= National Routes of Uruguay =

Highway system in Uruguay

The National Routes of Uruguay (officially in Spanish, Rutas nacionales de Uruguay) are the most important transport routes in the country, linking all locations. It has a network of 8,698 km of which 303 km are with concrete, asphalt 3,164 km, 4,220 km bituminous and 1,009 km rough.

== Route numbers ==

| Signal | Itinerary |
|---|---|
| Gral. Líber Seregni | Montevideo-Punta del Este (90 km) |
| Brigadier Gral. Manuel Oribe | Montevideo-Colonia del Sacramento (177 km) |
| Grito de Asencio | Rosario-Fray Bentos (180 km) |
| Gral. José Artigas | Route1(km.67)-Bella Unión, Artigas Department (592 km) |
| Andrés Artigas | Artigas-Carlos Reyles (330 km) |
| Brigadier Gral. Fructuoso Rivera | Montevideo-Rivera (501 km) |
| Joaquín Suárez | Montevideo-Paso de Frontera (338 km) |
| Gral. Aparicio Saravia | Montevideo-Melo (387 km) |
| Brigadier Gral. Antonio Lavalleja | Montevideo-Aceguá (486 km) |
| Gral. Leonardo Olivera | Soca-Chuy (274 km) |
| Juan Díaz de Solís | Canelones-Aguas Dulces (162 km) |
| Ing. Eladio Dieste | Ecilda Paullier-Atlántida (160 km) |
| Luis Alberto de Herrera | Minas-Florida (96 km) |
| Bartolomé Hidalgo | Aiguá-Velazquez(48 km) |
| Brigadier Gral.
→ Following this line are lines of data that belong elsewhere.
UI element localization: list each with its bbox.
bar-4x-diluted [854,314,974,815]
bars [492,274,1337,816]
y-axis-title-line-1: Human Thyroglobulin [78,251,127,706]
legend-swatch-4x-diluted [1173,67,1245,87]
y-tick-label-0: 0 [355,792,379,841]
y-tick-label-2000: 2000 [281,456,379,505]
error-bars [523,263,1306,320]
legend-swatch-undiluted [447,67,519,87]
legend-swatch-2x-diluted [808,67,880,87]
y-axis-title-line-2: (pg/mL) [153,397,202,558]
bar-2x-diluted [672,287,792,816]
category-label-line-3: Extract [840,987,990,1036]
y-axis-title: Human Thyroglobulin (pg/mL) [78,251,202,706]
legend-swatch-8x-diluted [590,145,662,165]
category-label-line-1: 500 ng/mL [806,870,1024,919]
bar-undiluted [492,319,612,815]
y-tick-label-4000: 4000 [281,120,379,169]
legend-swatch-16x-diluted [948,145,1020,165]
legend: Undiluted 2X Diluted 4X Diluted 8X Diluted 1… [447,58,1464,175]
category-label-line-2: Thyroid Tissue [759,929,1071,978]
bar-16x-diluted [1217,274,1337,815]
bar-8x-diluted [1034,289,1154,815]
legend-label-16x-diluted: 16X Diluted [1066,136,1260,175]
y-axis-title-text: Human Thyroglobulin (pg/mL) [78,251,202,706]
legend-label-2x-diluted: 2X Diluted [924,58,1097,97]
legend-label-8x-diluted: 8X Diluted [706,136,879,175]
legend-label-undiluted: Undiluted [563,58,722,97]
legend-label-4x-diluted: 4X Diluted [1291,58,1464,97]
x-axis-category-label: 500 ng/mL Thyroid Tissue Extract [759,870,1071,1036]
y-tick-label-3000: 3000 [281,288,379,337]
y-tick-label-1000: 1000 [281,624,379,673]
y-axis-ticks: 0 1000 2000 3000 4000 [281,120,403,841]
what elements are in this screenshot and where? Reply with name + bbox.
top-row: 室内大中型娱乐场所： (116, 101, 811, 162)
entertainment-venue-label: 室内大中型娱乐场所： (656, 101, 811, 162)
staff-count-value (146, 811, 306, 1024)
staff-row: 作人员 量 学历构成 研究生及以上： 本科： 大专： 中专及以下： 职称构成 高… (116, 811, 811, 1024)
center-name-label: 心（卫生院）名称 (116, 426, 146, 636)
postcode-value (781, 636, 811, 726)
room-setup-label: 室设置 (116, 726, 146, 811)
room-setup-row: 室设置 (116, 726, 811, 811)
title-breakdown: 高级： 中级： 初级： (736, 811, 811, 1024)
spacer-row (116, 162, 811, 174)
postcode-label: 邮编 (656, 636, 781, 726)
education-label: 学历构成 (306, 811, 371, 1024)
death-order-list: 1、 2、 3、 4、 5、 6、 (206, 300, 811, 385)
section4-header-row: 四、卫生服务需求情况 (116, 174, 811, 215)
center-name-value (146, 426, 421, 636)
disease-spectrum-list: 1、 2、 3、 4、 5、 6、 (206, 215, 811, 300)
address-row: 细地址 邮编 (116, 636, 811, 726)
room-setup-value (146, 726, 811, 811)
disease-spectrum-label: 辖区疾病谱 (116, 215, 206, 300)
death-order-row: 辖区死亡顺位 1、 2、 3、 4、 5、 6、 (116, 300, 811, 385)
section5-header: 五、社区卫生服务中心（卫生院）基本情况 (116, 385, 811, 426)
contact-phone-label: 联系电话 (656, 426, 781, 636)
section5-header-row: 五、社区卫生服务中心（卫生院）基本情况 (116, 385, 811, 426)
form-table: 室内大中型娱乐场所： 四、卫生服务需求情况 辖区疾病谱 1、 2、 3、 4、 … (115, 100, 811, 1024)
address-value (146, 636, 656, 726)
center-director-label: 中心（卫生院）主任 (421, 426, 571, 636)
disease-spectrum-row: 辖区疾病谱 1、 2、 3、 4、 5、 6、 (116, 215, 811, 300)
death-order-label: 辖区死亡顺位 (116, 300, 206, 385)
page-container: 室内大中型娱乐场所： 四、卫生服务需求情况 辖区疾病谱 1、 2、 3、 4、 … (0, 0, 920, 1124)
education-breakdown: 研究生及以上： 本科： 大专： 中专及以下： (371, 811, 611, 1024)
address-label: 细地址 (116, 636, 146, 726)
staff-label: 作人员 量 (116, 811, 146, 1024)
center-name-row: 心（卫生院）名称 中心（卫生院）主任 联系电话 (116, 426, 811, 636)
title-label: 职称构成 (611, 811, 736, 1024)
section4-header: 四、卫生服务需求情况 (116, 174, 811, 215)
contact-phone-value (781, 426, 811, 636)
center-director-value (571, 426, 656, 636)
Venancio Flores | Mercedes-La Coronilla (481 km) |
| Ricardo Ferrés |  |
| Cnel. Lorenzo Latorre |  |
| Treinta y Tres Orientales |  |
| Brigadier Gral. Leandro Gómez | Paysandú-Río Branco (486 km) |
| Mario Heber |  |
| Cnel. Andrés Latorre |  |
| Brigadier Gral. Eugenio Garzón |  |
| Cnel. Gorgonio Aguiar |  |
| Domingo Burgueño Miguel | Aiguá-Punta del Este (89.5 km) |
| Cnel. Fernando Otorgués |  |
| Cnel. Bernabé Rivera |  |
| Cnel. Manuel Francisco Artigas |  |
| Cap. Juan Antonio Artigas |  |
| Wilson Ferreira Aldunate |  |

== Types of routes ==
The Ministry of Transport and Public Works classifies Uruguayan Routes as Corredor Internacional, Primary Network (Red Primaria), Secondary Network (Red Secundaria) and Tertiary Network (Red Terciaria).

=== Corredor Internacional ===
Pathways linking Montevideo with the main points of departure from Uruguay.

- Route 1, all the way.
- Route 2, all the way.
- Route 3, all the way.
- Route 5, all the way.
- Route 8, from the beginning of Montevideo to Treinta y Tres.
- Route 9, all the way.

=== Primary network ===
Pathways linking other department capitals.

- Route 6: the nearest stretch to Montevideo (80 km approximately).
- Route 7: the nearest stretch to Montevideo (100 km approximately).
- Route 8: from Treinta y Tres to Aceguá.
- Route 21: all the way.
- Route 24: all the way.
- Route 26: all the way.
- Route 30: from the junction with Route 5 to Artigas.
- Ruta Interbalnearia: all the way.

=== Secondary and tertiary networks ===
Minor roads linking towns, some resorts or important agribusiness areas.